We received the following picture from The Eagle’s Nest Camp Historical Foundation  in October 2011.  (letter from Albertson researcher Bill Kelly)

Our interests overlap in the Aten-Albertson reunions around the turn of the last century, especially the first two. These were held at the house Nicholas and Japie Aten Albertson built, at the top of a steep climb from Delaware, NJ.

The house was passed from Nicholas to his youngest son Henry, who like Nicholas raised a large family in it. After Henry's death in 1853, by some process of auction and buy-back it came to be owned by Henry's eldest son, William F. Albertson. William had married Maria Ribble. They had 4 daughters, 3 of whom are mentioned in Nicholas  Harris' letters - Mary Ellen, Sarah Elizabeth and Emma Frances Albertson.
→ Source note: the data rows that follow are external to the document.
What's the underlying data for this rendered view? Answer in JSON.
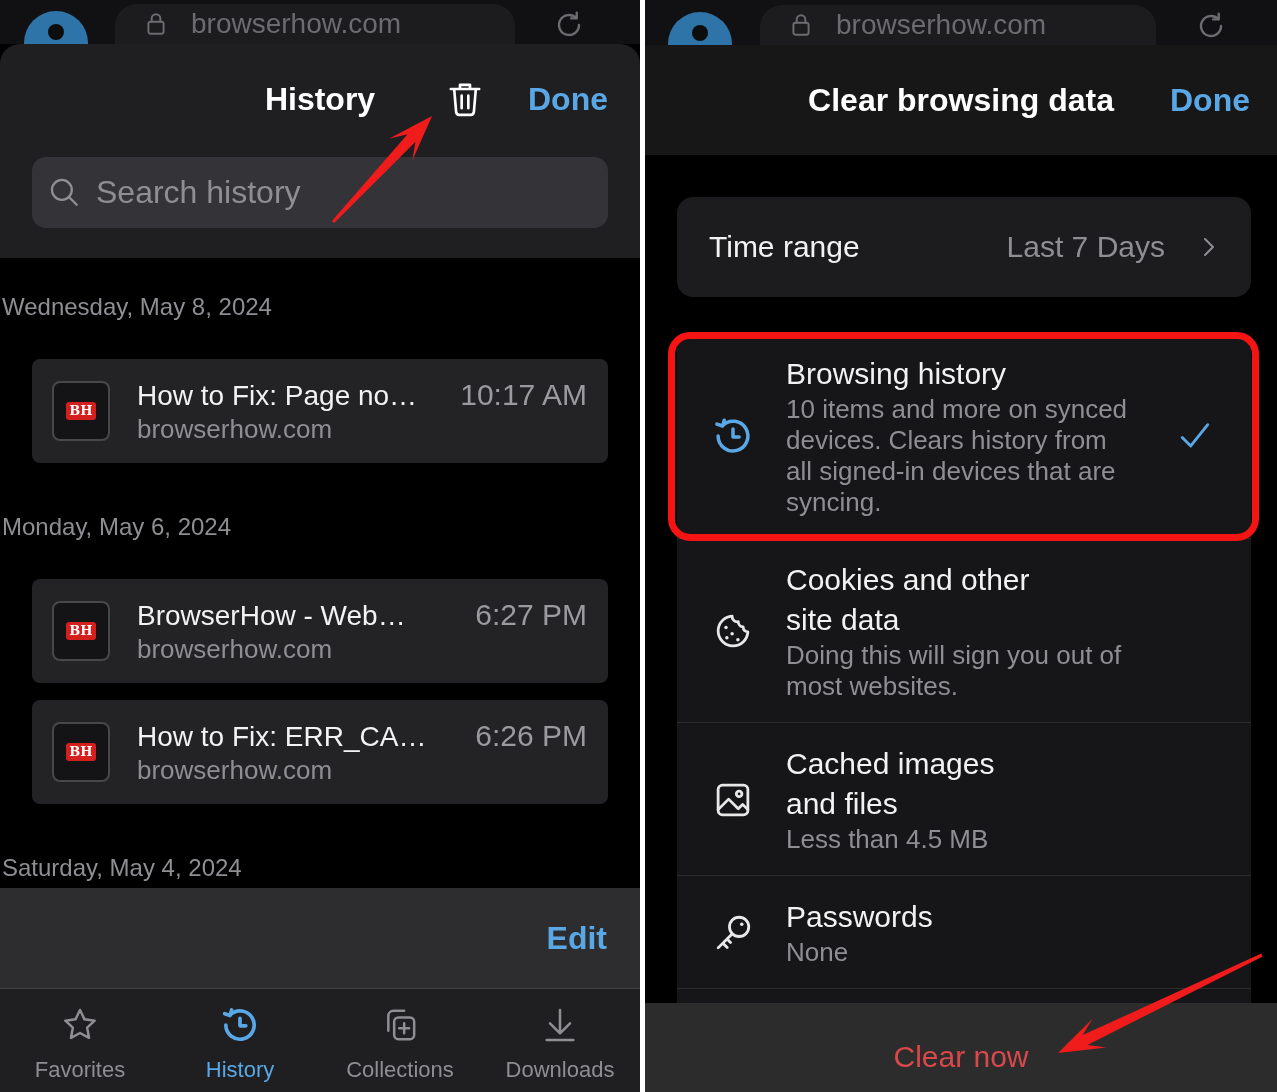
{
  "history_screen": {
    "top_bar": {
      "url": "browserhow.com"
    },
    "header": {
      "title": "History",
      "done": "Done"
    },
    "search": {
      "placeholder": "Search history"
    },
    "groups": [
      {
        "date": "Wednesday, May 8, 2024",
        "entries": [
          {
            "favicon": "BH",
            "title": "How to Fix: Page no…",
            "url": "browserhow.com",
            "time": "10:17 AM"
          }
        ]
      },
      {
        "date": "Monday, May 6, 2024",
        "entries": [
          {
            "favicon": "BH",
            "title": "BrowserHow - Web…",
            "url": "browserhow.com",
            "time": "6:27 PM"
          },
          {
            "favicon": "BH",
            "title": "How to Fix: ERR_CA…",
            "url": "browserhow.com",
            "time": "6:26 PM"
          }
        ]
      },
      {
        "date": "Saturday, May 4, 2024"
      }
    ],
    "toolbar": {
      "edit": "Edit"
    },
    "tabs": [
      {
        "kind": "favorites",
        "label": "Favorites",
        "selected": false
      },
      {
        "kind": "history",
        "label": "History",
        "selected": true
      },
      {
        "kind": "collections",
        "label": "Collections",
        "selected": false
      },
      {
        "kind": "downloads",
        "label": "Downloads",
        "selected": false
      }
    ]
  },
  "clear_screen": {
    "top_bar": {
      "url": "browserhow.com"
    },
    "header": {
      "title": "Clear browsing data",
      "done": "Done"
    },
    "time_range": {
      "label": "Time range",
      "value": "Last 7 Days"
    },
    "options": [
      {
        "kind": "history",
        "title": "Browsing history",
        "description": "10 items and more on synced devices. Clears history from all signed-in devices that are syncing.",
        "checked": true,
        "highlighted": true
      },
      {
        "kind": "cookies",
        "title": "Cookies and other site data",
        "description": "Doing this will sign you out of most websites.",
        "checked": false,
        "highlighted": false
      },
      {
        "kind": "cache",
        "title": "Cached images and files",
        "description": "Less than 4.5 MB",
        "checked": false,
        "highlighted": false
      },
      {
        "kind": "passwords",
        "title": "Passwords",
        "description": "None",
        "checked": false,
        "highlighted": false
      }
    ],
    "action": "Clear now"
  }
}
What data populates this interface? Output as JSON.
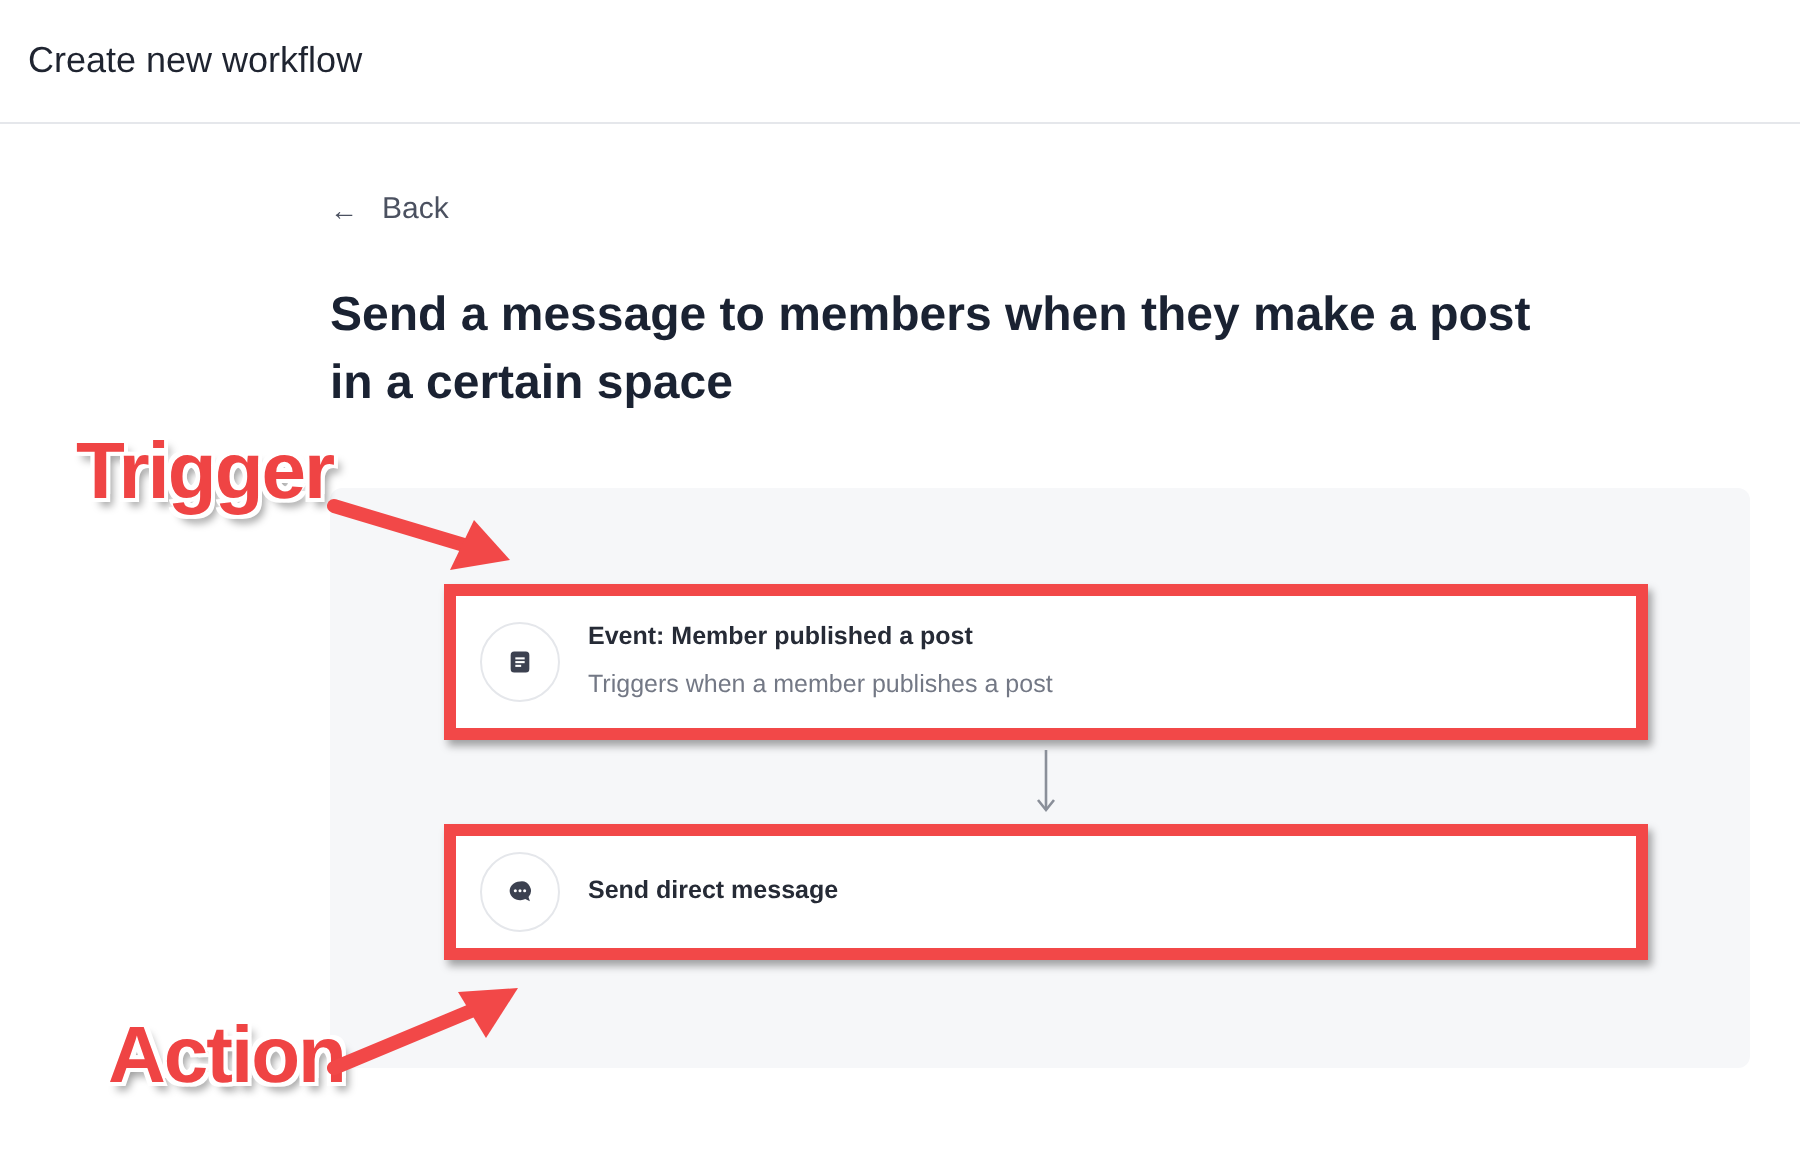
{
  "header": {
    "title": "Create new workflow"
  },
  "back_link": {
    "icon": "←",
    "label": "Back"
  },
  "heading": "Send a message to members when they make a post in a certain space",
  "steps": [
    {
      "kind": "event",
      "title": "Event: Member published a post",
      "description": "Triggers when a member publishes a post",
      "highlighted": true
    },
    {
      "kind": "message",
      "title": "Send direct message",
      "highlighted": true
    }
  ],
  "annotations": [
    {
      "label": "Trigger"
    },
    {
      "label": "Action"
    }
  ]
}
The 4th daughter lived with her cousin in Belvidere.

Another piece of Henry's property was bought back after the auction by William Albertson's brother in law, Matthias Cummins. He and his wife Sarah Albertson Cummins had 2 daughters, of which the younger, Ellen Cummins, survived to adulthood. She is mentioned in several of Nicholas Harris' letters. She lived "next door" to the Albertson House, maybe 1/8 mile away.

The Albertson House was the subject of an architectural study conducted by the WPA in 1937 at the behest of the Interior Department. The drawings are on line here.
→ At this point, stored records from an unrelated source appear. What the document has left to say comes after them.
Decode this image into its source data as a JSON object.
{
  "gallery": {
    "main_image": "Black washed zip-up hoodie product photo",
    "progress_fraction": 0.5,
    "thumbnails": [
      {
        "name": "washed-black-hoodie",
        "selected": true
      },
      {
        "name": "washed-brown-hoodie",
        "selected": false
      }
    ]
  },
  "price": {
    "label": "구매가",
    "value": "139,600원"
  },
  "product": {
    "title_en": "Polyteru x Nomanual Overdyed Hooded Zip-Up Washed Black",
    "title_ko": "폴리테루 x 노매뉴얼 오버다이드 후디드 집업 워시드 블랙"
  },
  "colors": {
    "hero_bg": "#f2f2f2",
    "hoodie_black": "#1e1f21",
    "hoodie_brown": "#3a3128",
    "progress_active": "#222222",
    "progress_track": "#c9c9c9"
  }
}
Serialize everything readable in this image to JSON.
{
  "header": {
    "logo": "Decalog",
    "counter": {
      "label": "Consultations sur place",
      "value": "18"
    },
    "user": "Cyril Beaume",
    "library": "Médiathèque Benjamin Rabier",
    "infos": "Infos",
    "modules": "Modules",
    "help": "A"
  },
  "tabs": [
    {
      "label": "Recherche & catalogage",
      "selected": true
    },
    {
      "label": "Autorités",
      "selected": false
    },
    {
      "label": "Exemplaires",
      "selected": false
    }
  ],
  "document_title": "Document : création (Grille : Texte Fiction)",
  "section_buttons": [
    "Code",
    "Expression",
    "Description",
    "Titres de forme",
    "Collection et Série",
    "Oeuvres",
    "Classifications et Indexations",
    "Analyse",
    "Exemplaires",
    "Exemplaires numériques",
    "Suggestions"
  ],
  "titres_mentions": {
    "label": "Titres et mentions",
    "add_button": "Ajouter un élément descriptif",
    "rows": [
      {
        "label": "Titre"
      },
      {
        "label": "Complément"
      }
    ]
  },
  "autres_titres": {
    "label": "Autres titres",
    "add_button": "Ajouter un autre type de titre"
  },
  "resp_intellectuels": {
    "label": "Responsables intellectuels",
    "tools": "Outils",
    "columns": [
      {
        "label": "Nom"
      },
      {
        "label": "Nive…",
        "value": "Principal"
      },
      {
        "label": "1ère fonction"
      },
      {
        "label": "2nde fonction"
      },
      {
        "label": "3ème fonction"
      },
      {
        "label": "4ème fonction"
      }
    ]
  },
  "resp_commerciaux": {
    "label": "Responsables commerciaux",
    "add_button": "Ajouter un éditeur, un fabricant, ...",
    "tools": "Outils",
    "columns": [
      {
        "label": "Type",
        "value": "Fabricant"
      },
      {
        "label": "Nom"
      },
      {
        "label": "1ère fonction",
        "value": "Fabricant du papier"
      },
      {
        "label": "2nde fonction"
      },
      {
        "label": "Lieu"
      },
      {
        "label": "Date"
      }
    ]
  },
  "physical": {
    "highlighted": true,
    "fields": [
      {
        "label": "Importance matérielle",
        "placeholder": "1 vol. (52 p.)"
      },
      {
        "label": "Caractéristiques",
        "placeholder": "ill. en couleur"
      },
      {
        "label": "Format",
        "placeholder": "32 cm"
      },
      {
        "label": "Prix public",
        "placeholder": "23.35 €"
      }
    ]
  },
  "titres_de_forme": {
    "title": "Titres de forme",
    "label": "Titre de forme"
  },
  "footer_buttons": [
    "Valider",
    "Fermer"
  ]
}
After Mary Ellen died in late 1898 (news of her illness in the Harris letters is fascinating!) Sarah became the owner of the house, and all the land. In 1922, having no heirs, Sarah Albertson and Ellen Cummins donated 180 acres, both on the hill top and on the flat land below, all the way to the river, to the Episcopal Diocese of Newark, who operated a camp and conference center there until 1979. I first set eyes on the Albertson House in 1964, by which time it was in danger of collapse, having last been lived in in the 1930's. The church failed to make the necessary repairs, and by the 1970's the house had collapsed.

A bunch of us ex-campers and counsellors hiked up to the site this August. All that's left of the fabulous old house is a few sections of the foundation. There are a few bricks from the chimney lying around, and shards of window glass, but most everything has rotted and been buried by decades of vegetation. Very sad!

I'm attaching a photo of the house from an Eagle's Nest Camp brochure from the 1930's.